鬼の生贄になったはずが、溺愛されています
☆☆☆

鬼の体というのは本当に不思議だった。
あれだけ出血していたはずなのに、洞窟に帰り着く頃にはすっかり血は止まっていた。

光鬼は傷口に薬草をすりつけると、これで明日には傷もふさがっていると言った。


「でも、どうしてあんなところにいたんだ?」


食事中、そう聞かれてハナはうつむいた。
炎がゆらゆらとゆらめいて洞窟位の中を照らし出している。


「光鬼がなかなか帰ってこないから、探しに出たの。そしたら、道に迷ってしまって」


モゴモゴと口ごもりながらも説明すると、光鬼は呆れた様子でため息を吐き出した。


「あれほど暗くなって出歩くのは危険だ。

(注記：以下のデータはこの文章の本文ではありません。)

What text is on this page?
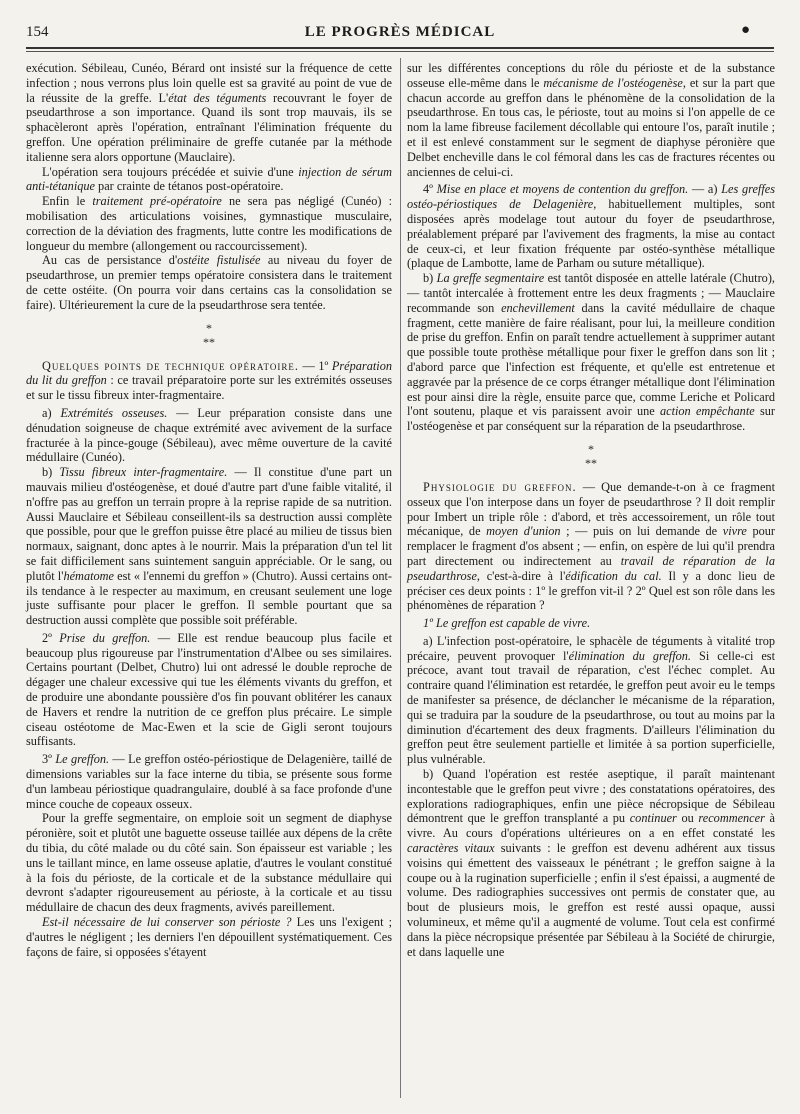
154	LE PROGRÈS MÉDICAL	●

exécution. Sébileau, Cunéo, Bérard ont insisté sur la fréquence de cette infection ; nous verrons plus loin quelle est sa gravité au point de vue de la réussite de la greffe. L'état des téguments recouvrant le foyer de pseudarthrose a son importance. Quand ils sont trop mauvais, ils se sphacèleront après l'opération, entraînant l'élimination fréquente du greffon. Une opération préliminaire de greffe cutanée par la méthode italienne sera alors opportune (Mauclaire).

L'opération sera toujours précédée et suivie d'une injection de sérum anti-tétanique par crainte de tétanos post-opératoire.

Enfin le traitement pré-opératoire ne sera pas négligé (Cunéo) : mobilisation des articulations voisines, gymnastique musculaire, correction de la déviation des fragments, lutte contre les modifications de longueur du membre (allongement ou raccourcissement).

Au cas de persistance d'ostéite fistulisée au niveau du foyer de pseudarthrose, un premier temps opératoire consistera dans le traitement de cette ostéite. (On pourra voir dans certains cas la consolidation se faire). Ultérieurement la cure de la pseudarthrose sera tentée.

*
**

Quelques points de technique opératoire. — 1º Préparation du lit du greffon : ce travail préparatoire porte sur les extrémités osseuses et sur le tissu fibreux inter-fragmentaire.

a) Extrémités osseuses. — Leur préparation consiste dans une dénudation soigneuse de chaque extrémité avec avivement de la surface fracturée à la pince-gouge (Sébileau), avec même ouverture de la cavité médullaire (Cunéo).

b) Tissu fibreux inter-fragmentaire. — Il constitue d'une part un mauvais milieu d'ostéogenèse, et doué d'autre part d'une faible vitalité, il n'offre pas au greffon un terrain propre à la reprise rapide de sa nutrition. Aussi Mauclaire et Sébileau conseillent-ils sa destruction aussi complète que possible, pour que le greffon puisse être placé au milieu de tissus bien normaux, saignant, donc aptes à le nourrir. Mais la préparation d'un tel lit se fait difficilement sans suintement sanguin appréciable. Or le sang, ou plutôt l'hématome est « l'ennemi du greffon » (Chutro). Aussi certains ont-ils tendance à le respecter au maximum, en creusant seulement une loge juste suffisante pour placer le greffon. Il semble pourtant que sa destruction aussi complète que possible soit préférable.

2º Prise du greffon. — Elle est rendue beaucoup plus facile et beaucoup plus rigoureuse par l'instrumentation d'Albee ou ses similaires. Certains pourtant (Delbet, Chutro) lui ont adressé le double reproche de dégager une chaleur excessive qui tue les éléments vivants du greffon, et de produire une abondante poussière d'os fin pouvant oblitérer les canaux de Havers et rendre la nutrition de ce greffon plus précaire. Le simple ciseau ostéotome de Mac-Ewen et la scie de Gigli seront toujours suffisants.

3º Le greffon. — Le greffon ostéo-périostique de Delagenière, taillé de dimensions variables sur la face interne du tibia, se présente sous forme d'un lambeau périostique quadrangulaire, doublé à sa face profonde d'une mince couche de copeaux osseux.

Pour la greffe segmentaire, on emploie soit un segment de diaphyse péronière, soit et plutôt une baguette osseuse taillée aux dépens de la crête du tibia, du côté malade ou du côté sain. Son épaisseur est variable ; les uns le taillant mince, en lame osseuse aplatie, d'autres le voulant constitué à la fois du périoste, de la corticale et de la substance médullaire qui devront s'adapter rigoureusement au périoste, à la corticale et au tissu médullaire de chacun des deux fragments, avivés pareillement.

Est-il nécessaire de lui conserver son périoste ? Les uns l'exigent ; d'autres le négligent ; les derniers l'en dépouillent systématiquement. Ces façons de faire, si opposées s'étayent

sur les différentes conceptions du rôle du périoste et de la substance osseuse elle-même dans le mécanisme de l'ostéogenèse, et sur la part que chacun accorde au greffon dans le phénomène de la consolidation de la pseudarthrose. En tous cas, le périoste, tout au moins si l'on appelle de ce nom la lame fibreuse facilement décollable qui entoure l'os, paraît inutile ; et il est enlevé constamment sur le segment de diaphyse péronière que Delbet encheville dans le col fémoral dans les cas de fractures récentes ou anciennes de celui-ci.

4º Mise en place et moyens de contention du greffon. — a) Les greffes ostéo-périostiques de Delagenière, habituellement multiples, sont disposées après modelage tout autour du foyer de pseudarthrose, préalablement préparé par l'avivement des fragments, la mise au contact de ceux-ci, et leur fixation fréquente par ostéo-synthèse métallique (plaque de Lambotte, lame de Parham ou suture métallique).

b) La greffe segmentaire est tantôt disposée en attelle latérale (Chutro), — tantôt intercalée à frottement entre les deux fragments ; — Mauclaire recommande son enchevillement dans la cavité médullaire de chaque fragment, cette manière de faire réalisant, pour lui, la meilleure condition de prise du greffon. Enfin on paraît tendre actuellement à supprimer autant que possible toute prothèse métallique pour fixer le greffon dans son lit ; d'abord parce que l'infection est fréquente, et qu'elle est entretenue et aggravée par la présence de ce corps étranger métallique dont l'élimination est pour ainsi dire la règle, ensuite parce que, comme Leriche et Policard l'ont soutenu, plaque et vis paraissent avoir une action empêchante sur l'ostéogenèse et par conséquent sur la réparation de la pseudarthrose.

*
**

Physiologie du greffon. — Que demande-t-on à ce fragment osseux que l'on interpose dans un foyer de pseudarthrose ? Il doit remplir pour Imbert un triple rôle : d'abord, et très accessoirement, un rôle tout mécanique, de moyen d'union ; — puis on lui demande de vivre pour remplacer le fragment d'os absent ; — enfin, on espère de lui qu'il prendra part directement ou indirectement au travail de réparation de la pseudarthrose, c'est-à-dire à l'édification du cal. Il y a donc lieu de préciser ces deux points : 1º le greffon vit-il ? 2º Quel est son rôle dans les phénomènes de réparation ?

1º Le greffon est capable de vivre.

a) L'infection post-opératoire, le sphacèle de téguments à vitalité trop précaire, peuvent provoquer l'élimination du greffon. Si celle-ci est précoce, avant tout travail de réparation, c'est l'échec complet. Au contraire quand l'élimination est retardée, le greffon peut avoir eu le temps de manifester sa présence, de déclancher le mécanisme de la réparation, qui se traduira par la soudure de la pseudarthrose, ou tout au moins par la diminution d'écartement des deux fragments. D'ailleurs l'élimination du greffon peut être seulement partielle et limitée à sa portion superficielle, plus vulnérable.

b) Quand l'opération est restée aseptique, il paraît maintenant incontestable que le greffon peut vivre ; des constatations opératoires, des explorations radiographiques, enfin une pièce nécropsique de Sébileau démontrent que le greffon transplanté a pu continuer ou recommencer à vivre. Au cours d'opérations ultérieures on a en effet constaté les caractères vitaux suivants : le greffon est devenu adhérent aux tissus voisins qui émettent des vaisseaux le pénétrant ; le greffon saigne à la coupe ou à la rugination superficielle ; enfin il s'est épaissi, a augmenté de volume. Des radiographies successives ont permis de constater que, au bout de plusieurs mois, le greffon est resté aussi opaque, aussi volumineux, et même qu'il a augmenté de volume. Tout cela est confirmé dans la pièce nécropsique présentée par Sébileau à la Société de chirurgie, et dans laquelle une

人間は夜目がきかないだろう」


そう言われてハナは小さくうなづく。
今になっては自分でも反省している。

危うく野生動物のエサになってしまうところだったのだ。
挙句の果てには光鬼に怪我までさせてしまって、本当にやくたたずだ。

落ち込んで食欲が失せてしまったとき、光鬼が思い出したように洞窟の済に置いてあった藤の籠を持ってきた。